Müller Robert, Nebel Markus
Faculty of Technology, Bielefeld University, Bielefeld, Germany.
PeerJ. 2021 Aug 16;9:e11717. doi: 10.7717/peerj.11717. eCollection 2021.
High-throughput sequencing has become an essential technology in life science research. Despite continuous improvements in technology, the produced sequences are still not entirely accurate. Consequently, the sequences are usually equipped with error probabilities. The quality information is already employed to find better solutions to a number of bioinformatics problems (. read mapping). Data processing pipelines benefit in particular (especially when incorporating the quality information early), since enhanced outcomes of one step can improve all subsequent ones. Preprocessing steps, thus, quite regularly consider the sequence quality to fix errors or discard low-quality data. Other steps, however, like clustering sequences into operational taxonomic units (OTUs), a common task in the analysis of microbial communities, are typically performed without making use of the available quality information.
In this paper, we present quality-aware clustering methods inspired by quality-weighted alignments and model-based denoising, and explore their applicability to OTU clustering. We implemented the quality-aware methods in a revised version of our clustering tool GeFaST and evaluated their clustering quality and performance on mock-community data sets. Quality-weighted alignments were able to improve the clustering quality of GeFaST by up to 10%. The examination of the model-supported methods provided a more diverse picture, hinting at a narrower applicability, but they were able to attain similar improvements. Considering the quality information enlarged both runtime and memory consumption, even though the increase of the former depended heavily on the applied method and clustering threshold.

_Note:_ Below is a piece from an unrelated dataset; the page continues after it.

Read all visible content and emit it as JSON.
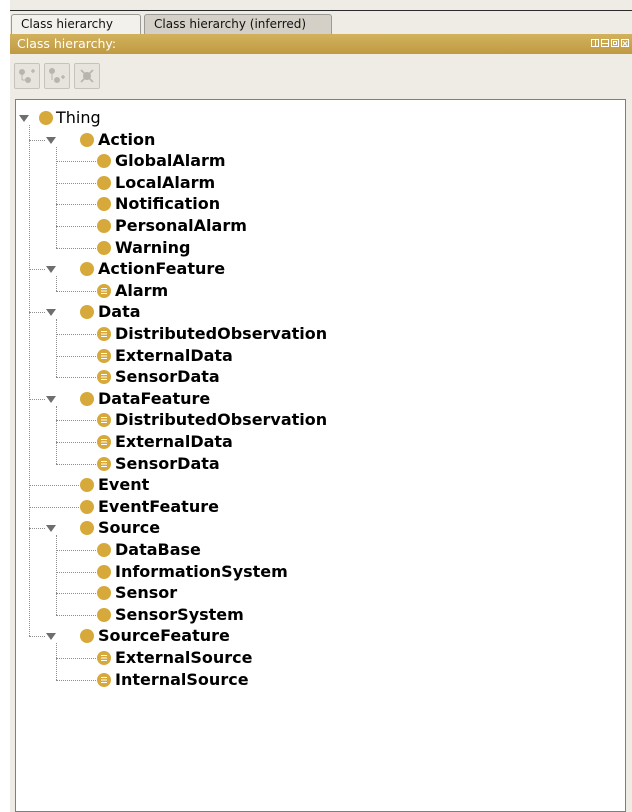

The quality-aware methods expand the iterative, clustering approach by new clustering and cluster refinement methods. Our results indicate that OTU clustering constitutes yet another analysis step benefiting from the integration of quality information. Beyond the shown potential, the quality-aware methods offer a range of opportunities for fine-tuning and further extensions.
高通量测序已成为生命科学研究中的一项重要技术。尽管技术不断改进,但所产生的序列仍不完全准确。因此,这些序列通常配备有错误概率。质量信息已被用于为许多生物信息学问题找到更好的解决方案(例如读段映射)。数据处理流程尤其受益(特别是在早期纳入质量信息时),因为一个步骤的增强结果可以改善所有后续步骤。因此,预处理步骤经常会考虑序列质量来修复错误或丢弃低质量数据。然而,其他步骤,如将序列聚类为操作分类单元(OTU),这是微生物群落分析中的一项常见任务,通常在不利用可用质量信息的情况下进行。
在本文中,我们提出了受质量加权比对和基于模型的去噪启发的质量感知聚类方法,并探讨了它们在OTU聚类中的适用性。我们在聚类工具GeFaST的修订版中实现了质量感知方法,并在模拟群落数据集上评估了它们的聚类质量和性能。质量加权比对能够将GeFaST的聚类质量提高多达10%。对模型支持方法的研究提供了一幅更加多样化的图景,表明其适用性较窄,但它们能够实现类似的改进。考虑质量信息会增加运行时间和内存消耗,尽管前者的增加在很大程度上取决于所应用的方法和聚类阈值。
质量感知方法通过新的聚类和聚类细化方法扩展了迭代聚类方法。我们的结果表明,OTU聚类是受益于质量信息整合的又一个分析步骤。除了所展示的潜力之外,质量感知方法还提供了一系列微调及进一步扩展的机会。